Ağzımda nefis zeytinyağı ve peynir, kendimi sokağa atıyorum. Sokağın karşısında evim hazır. Tahta kapıyı açıp, avluya seyirtiyorum. Maria çaprazda, radyodan bir şarkı açıyor. “Akuoo!” (Dinle) Radyodan çalan Markos Vamvarakis. Muhtemelen bir Pire limanı rembetikosuyla sokağı enlemesine geçip aklıma üşüşüyor.
Yüzümde gülümseme evde dinlenip yeniden kendimi Rodos sokaklarına atıyorum. Yine soluğu Ta Petaladika’da alıyorum.
“5-6 meze ve biraz ahtapot getir ne olur Vasilis…”
“Hemen… Yalnızsın?”
“Değilim.” Kulaklığımı çıkarıp masaya koyuyorum. “Markos burada.”

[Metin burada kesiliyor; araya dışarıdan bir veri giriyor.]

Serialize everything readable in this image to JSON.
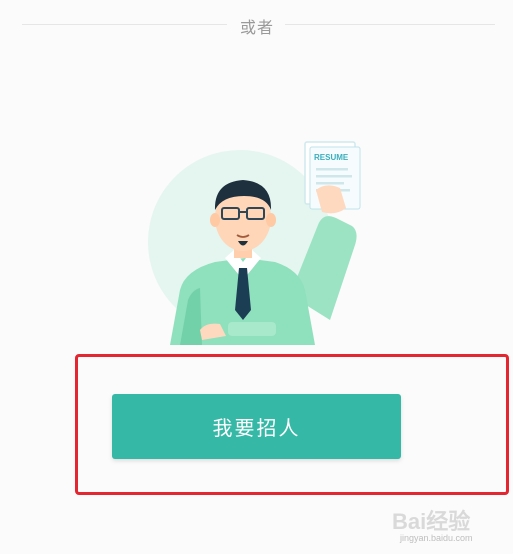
{
  "divider": {
    "text": "或者"
  },
  "illustration": {
    "resume_label": "RESUME"
  },
  "actions": {
    "recruit_label": "我要招人"
  },
  "watermark": {
    "logo_text": "Bai经验",
    "url": "jingyan.baidu.com"
  },
  "colors": {
    "primary": "#35b8a6",
    "highlight": "#e3262f",
    "divider_text": "#9a9a9a"
  }
}
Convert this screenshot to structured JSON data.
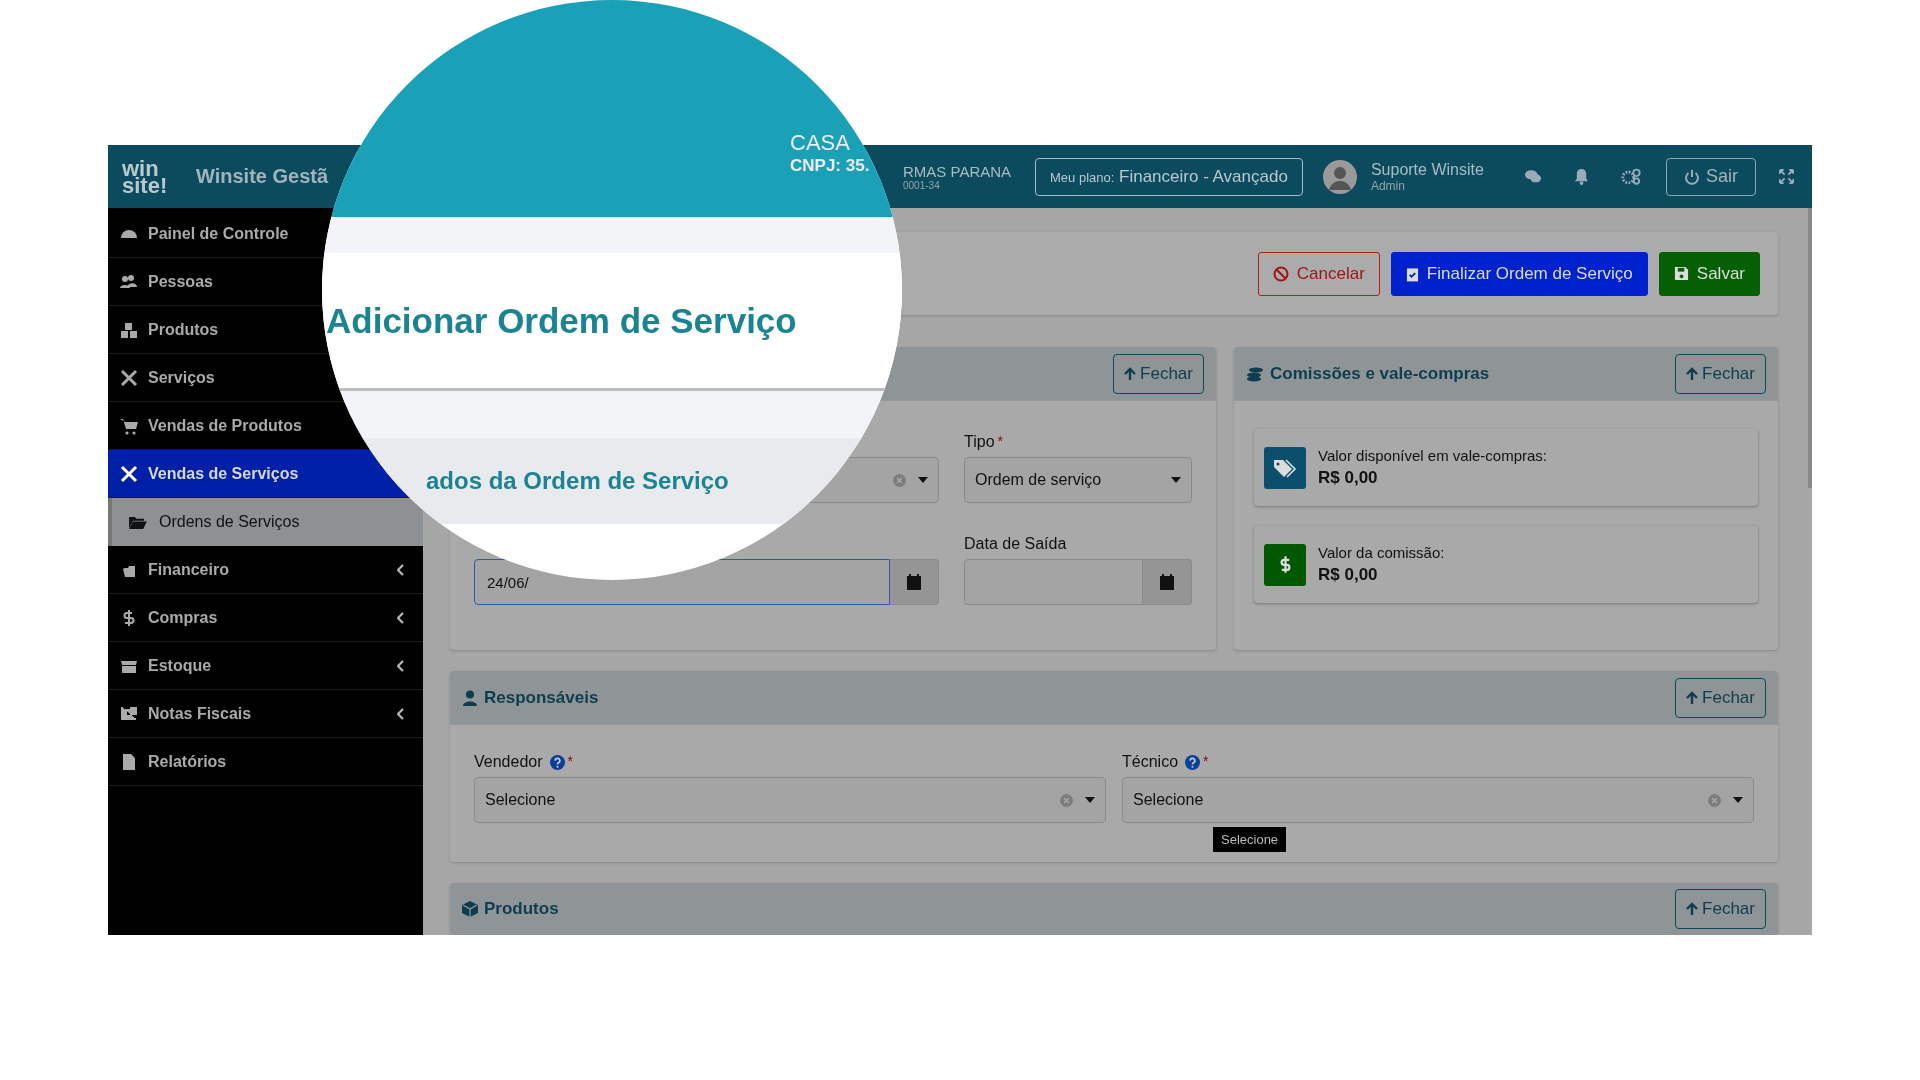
{
  "header": {
    "logo_lines": [
      "win",
      "site!"
    ],
    "app_name": "Winsite Gestã",
    "company": "RMAS PARANA",
    "company_id": "0001-34",
    "plan_label": "Meu plano:",
    "plan": "Financeiro - Avançado",
    "user": "Suporte Winsite",
    "role": "Admin",
    "logout": "Sair"
  },
  "magnifier": {
    "company": "CASA",
    "cnpj": "CNPJ: 35.",
    "title": "Adicionar Ordem de Serviço",
    "section": "ados da Ordem de Serviço"
  },
  "sidebar": [
    {
      "label": "Painel de Controle",
      "selected": false,
      "has_submenu": false
    },
    {
      "label": "Pessoas",
      "selected": false,
      "has_submenu": false
    },
    {
      "label": "Produtos",
      "selected": false,
      "has_submenu": false
    },
    {
      "label": "Serviços",
      "selected": false,
      "has_submenu": false
    },
    {
      "label": "Vendas de Produtos",
      "selected": false,
      "has_submenu": false
    },
    {
      "label": "Vendas de Serviços",
      "selected": true,
      "has_submenu": false,
      "expanded": true,
      "children": [
        {
          "label": "Ordens de Serviços",
          "selected": false
        }
      ]
    },
    {
      "label": "Financeiro",
      "selected": false,
      "has_submenu": true
    },
    {
      "label": "Compras",
      "selected": false,
      "has_submenu": true
    },
    {
      "label": "Estoque",
      "selected": false,
      "has_submenu": true
    },
    {
      "label": "Notas Fiscais",
      "selected": false,
      "has_submenu": true
    },
    {
      "label": "Relatórios",
      "selected": false,
      "has_submenu": false
    }
  ],
  "actions": [
    {
      "label": "Cancelar",
      "kind": "cancel"
    },
    {
      "label": "Finalizar Ordem de Serviço",
      "kind": "finish"
    },
    {
      "label": "Salvar",
      "kind": "save"
    }
  ],
  "order_panel": {
    "close": "Fechar",
    "type_label": "Tipo",
    "type_mark": "*",
    "type_value": "Ordem de serviço",
    "entry_date": "24/06/",
    "exit_label": "Data de Saída"
  },
  "commissions": {
    "title": "Comissões e vale-compras",
    "close": "Fechar",
    "cards": [
      {
        "kind": "voucher",
        "label": "Valor disponível em vale-compras:",
        "value": "R$ 0,00"
      },
      {
        "kind": "commission",
        "label": "Valor da comissão:",
        "value": "R$ 0,00"
      }
    ]
  },
  "responsibles": {
    "title": "Responsáveis",
    "close": "Fechar",
    "fields": [
      {
        "label": "Vendedor",
        "mark": "*",
        "value": "Selecione"
      },
      {
        "label": "Técnico",
        "mark": "*",
        "value": "Selecione"
      }
    ],
    "tooltip": "Selecione"
  },
  "products": {
    "title": "Produtos",
    "close": "Fechar"
  }
}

“Aaaa… Sen hepimizden kalabalıksın.”
Herkesten kalabalık.
Rodos sokakları nasıl yüzlerce yıldır aynıysa, nasıl Eski Rodos’un tüm taşları hala yerindeyse, nasıl Maria’nın fetası 50 yıldır dudaklarında, Sotiria ise kulaklarında ise Rodos’un mezeleri de yemekleri de her gidişimde aynı şekilde yerinde… İyi pişirim, güzel malzeme, basit kombinasyonları bir araya getirmek günden güne daha da zorlaşıyor. Maria Abla’nın kulağındaki müzik ve dudağındaki tat devam ettiği sürece o sokaklarda basit ama etkili kombinasyonu bulmak zorlaşmıyor. Bebek kalamar, midye, çıtır minik Simi karidesi, feta saganaki, fava, kızarmış ekmek, zeytin…
Bizde Bodrum’da, Çeşme’de, Marmaris’te hatta yavaş yavaş Kaş’ta kaybedilen kulağımızdaki müzik ve dudağımızdaki zeytinyağı mı oldu yoksa? Midye dolmanın içine “cranberry” koyalım derken midyenin etinin tadını mı unuttuk acaba?
Bu yaz Rodos’a gidemedim, Maria sağ ise, ben sağ çıkarsam eğer seneye giderim. Biz sağ mıyız, yoksa sofralarda basiti unuttuk mu? Kulaktaki Zeki yerine “cıptısı” sofraya koyduk mu onu seneye göreceğiz.
Çünkü biz de Zeki ile herkesten kalabalığız, Müzeyyen’le… Umarım gelecek sene bu kalabalık sofraları yeniden görürüz.